Attraversamenti

Enzo Martino   11-12-2007

Ho sempre pensato che il mondo delle persone e delle problematiche fosse diviso in bianco o nero. Sono cresciuto con la convinzione che ci sono delle persone che vivono senza problemi, quelle che appartengono alla categoria dei ricchi, e che io, invece, facevo parte della categoria dei poveri. Per questo ho deciso a un certo punto di voler appartenere alla categoria dei ricchi.

Non avendo le basi per stare in piedi da solo, ho creduto fosse meglio saltare la parte più dura per diventare qualcuno, così ho saltato l’ostacolo, diventando un fuorilegge.

Mio padre era povero, io non desideravo essere come lui, non volevo rischiare di fallire come mi sembrava che fosse successo a lui; dovevo ottenere presto, anzi subito, quello che non gli avevo visto raggiungere.

Correvo verso i miei traguardi, intanto distoglievo lo sguardo dalle persone. Non  guardavo e non consideravo nessuno come essere umano, ma come delle cose; oggi capisco che, a parte i reati in sé, non guardavo l’altro perché non mi volevo bene, non mi riconoscevo come persona. Sono stato un agente del male, che desidera che il male subito, anche gli altri lo sentano passare sulla loro pelle. Dopo l’arresto il rancore era tanto, vedevo chi mi teneva chiuso come il mio nemico, sentivo di stare bene solo con i miei compagni rinchiusi. 

Gli anni trascorsero e per caso incontrai una persona che mi ha fatto capire che con il dialogo con se stessi e con gli altri, si può vedere la vita con un’altra prospettiva. Dopo tanto lavoro con questa persona, e tante altre insieme a lui, ho incominciato a volermi bene e di conseguenza guardare gli altri come persone. Ho tirato fuori il malessere che mi attanagliava la ragione.

Oggi ho avuto il riconoscimento per quello che sono e per quello per cui mi applico da diversi anni, forse il reato lo potevo evitare di commettere solo se da qualche parte ci fosse stato qualcuno che mi avesse aiutato a camminare nella legge, mi avesse detto cosa è giusto e cosa è sbagliato, senza usare violenza, ma con il dialogo. Forse è chiedere troppo, però, io con i miei figli dialogo per quanto mi è possibile in maniera costante. 

Oggi mi piace faticare come tutti gli altri, sentire quelle difficoltà che tutte le persone attraversano, questo è appartenere a quel mondo che molto tempo fa ho rifiutato.
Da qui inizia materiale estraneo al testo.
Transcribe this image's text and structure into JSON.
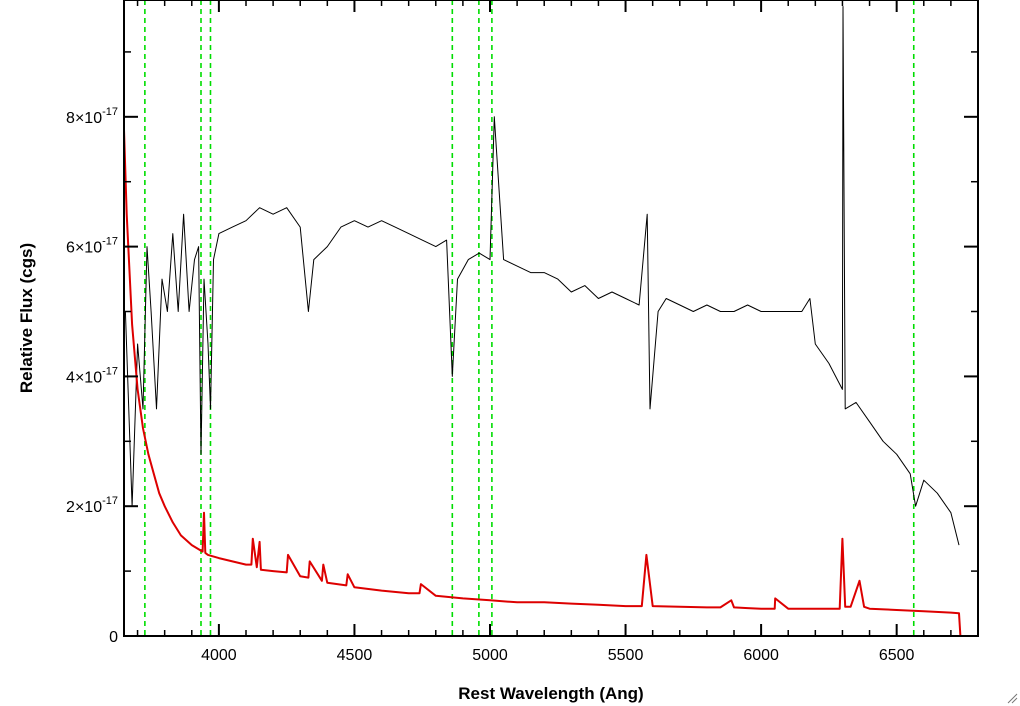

Il carcere di certo non aiuta, ma, se la persona è disposta ad aiutarsi, di sicuro c’è sempre qualcuno che una mano te la dà. Bisogna sapere capire con quali persone e quale strada si intende intraprendere.

Da parte mia, credo di avere scelto di essere amico di una persona, il mio amico delle istituzioni, che ha capito prima di me cosa in fondo ho sempre cercato. Anni fa gli avevo detto qualcosa sulla mia voglia di potere e da lì abbiamo fatto abbastanza strada da arrivare qui dove siamo oggi!